ちなみに、この森を中心に100種もの職業が生まれており、地元にとって重要な経済の拠点にもなっている。実際にそこを訪れると、実にのんびりと気持ち良く過ごせる。森を案内する若いガイド達も、実に誠実で森に関しての知識も豊富である。我々の訪問の意図をくみ取り、ずいぶんと協力をしてくれた。
現在建設中のロッジができれば、より快適に森の朝や夜を体験することができる。日本人でこういうことに興味ある人には是非訪れてほしい場所の一つである。

ガンビア川の島にはチンパンジーの孤児を森に返すプロジェクトの拠点などもあるらしい。
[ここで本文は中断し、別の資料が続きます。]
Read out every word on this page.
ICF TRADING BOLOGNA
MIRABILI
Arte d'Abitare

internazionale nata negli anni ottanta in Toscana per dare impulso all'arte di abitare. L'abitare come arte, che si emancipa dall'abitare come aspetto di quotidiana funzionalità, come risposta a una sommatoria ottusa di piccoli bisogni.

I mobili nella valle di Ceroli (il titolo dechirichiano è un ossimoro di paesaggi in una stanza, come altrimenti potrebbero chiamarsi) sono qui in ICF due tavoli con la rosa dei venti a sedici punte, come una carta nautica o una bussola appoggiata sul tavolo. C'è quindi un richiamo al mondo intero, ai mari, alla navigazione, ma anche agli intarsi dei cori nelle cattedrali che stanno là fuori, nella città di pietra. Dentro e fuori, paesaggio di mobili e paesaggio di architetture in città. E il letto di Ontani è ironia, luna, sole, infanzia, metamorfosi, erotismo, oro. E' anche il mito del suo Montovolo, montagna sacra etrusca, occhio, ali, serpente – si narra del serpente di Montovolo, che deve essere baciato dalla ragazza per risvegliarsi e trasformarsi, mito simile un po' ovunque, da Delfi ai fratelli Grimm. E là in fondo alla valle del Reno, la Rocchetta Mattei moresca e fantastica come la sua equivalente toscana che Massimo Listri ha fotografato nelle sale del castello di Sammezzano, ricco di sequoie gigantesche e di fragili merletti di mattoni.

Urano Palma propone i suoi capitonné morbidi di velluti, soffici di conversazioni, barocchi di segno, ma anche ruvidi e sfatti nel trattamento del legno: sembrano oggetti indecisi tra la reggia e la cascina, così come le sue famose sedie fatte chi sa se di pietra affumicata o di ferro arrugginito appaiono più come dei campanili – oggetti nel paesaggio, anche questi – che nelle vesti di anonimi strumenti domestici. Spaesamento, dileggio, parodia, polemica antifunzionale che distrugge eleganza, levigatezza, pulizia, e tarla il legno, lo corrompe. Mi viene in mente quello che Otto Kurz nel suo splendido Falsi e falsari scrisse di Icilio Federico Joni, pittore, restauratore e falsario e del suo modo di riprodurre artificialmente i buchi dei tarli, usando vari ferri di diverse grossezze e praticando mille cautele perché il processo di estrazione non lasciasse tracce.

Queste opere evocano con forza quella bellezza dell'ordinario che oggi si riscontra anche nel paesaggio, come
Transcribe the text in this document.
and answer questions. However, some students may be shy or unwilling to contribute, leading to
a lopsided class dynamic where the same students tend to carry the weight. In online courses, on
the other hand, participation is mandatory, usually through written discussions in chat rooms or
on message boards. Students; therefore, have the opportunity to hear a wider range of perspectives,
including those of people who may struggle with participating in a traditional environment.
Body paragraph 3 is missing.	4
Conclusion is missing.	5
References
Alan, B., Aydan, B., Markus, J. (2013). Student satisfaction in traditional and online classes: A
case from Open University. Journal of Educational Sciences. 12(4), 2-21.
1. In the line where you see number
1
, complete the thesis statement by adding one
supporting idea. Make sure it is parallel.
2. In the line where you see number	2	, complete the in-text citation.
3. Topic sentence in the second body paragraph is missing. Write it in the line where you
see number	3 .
ガンビア川を遡るツアーは是非体験したい物でもある。

今回のスタッフ紹介

岡田晴夫(セネガル名 MODOU OKADA)
録音の虫だが、今回一眼レフの鬼にも。ナショナル・ジオグラフィック誌のデジタル写真部門で、ブラジルバムでの写真が入賞。むろん録音はプロ。ビール好き。ガゼルビールのファン。

セネガルガイド・通訳:ADAM(アダム)
イタリアの大学でツーリズムを勉強したインテリ。フランス語・英語・イタリア語・スペイン語、そしてドイツ語を少々。地元のウォロフ語含め、数部族の言葉を話す。セネガルの文化・歴史に非常に詳しい。我々の先生。

運転手:ケーベ
恐い顔をしているが、やさしくて温和。ドライブはうまい。が、変な運転をするドライバーには怒る、ウォロフ語で怒るので解からないが....。今回、岡田の友人となる。

ガンビアガイド・通訳:Sheriff
一見普通の若人だが、大学でケミカルなどを勉強。その後、学校の先生をしていた。が、自然と鳥が好きでガイド業に転向。今回、鳥にとても詳しいことがわかった。電話好き。ガンビアツアー一番の働き手? ねむそう。

ガイド補佐:モビー(Mobby)
19歳くらい? 若い。1日しか付き合わなかった、若いが文化歴史などいろいろなことを良く知っていた。その内、優秀なガイドになるだろう。とてもノリがよい。

マカスツの森のガイド:Abdoulie Njie
かっこいい、長身でスリム。森の生態系に詳しい。非常に丁寧にガイドしてくれる。プロのガイド。

Kolley
若い森のガイド、やはり生態系に詳しく。いろいろ説明してくれる。口調はまだ説明的だが、非常に熱心。カフェの手伝いもする働き者。良い森のガイドになるだろう。

川崎義博(サウンドバム代表)
どこに行っても、すぐ地元になじむ。プロトマレーの顔つき。森に入ると目が輝き出す。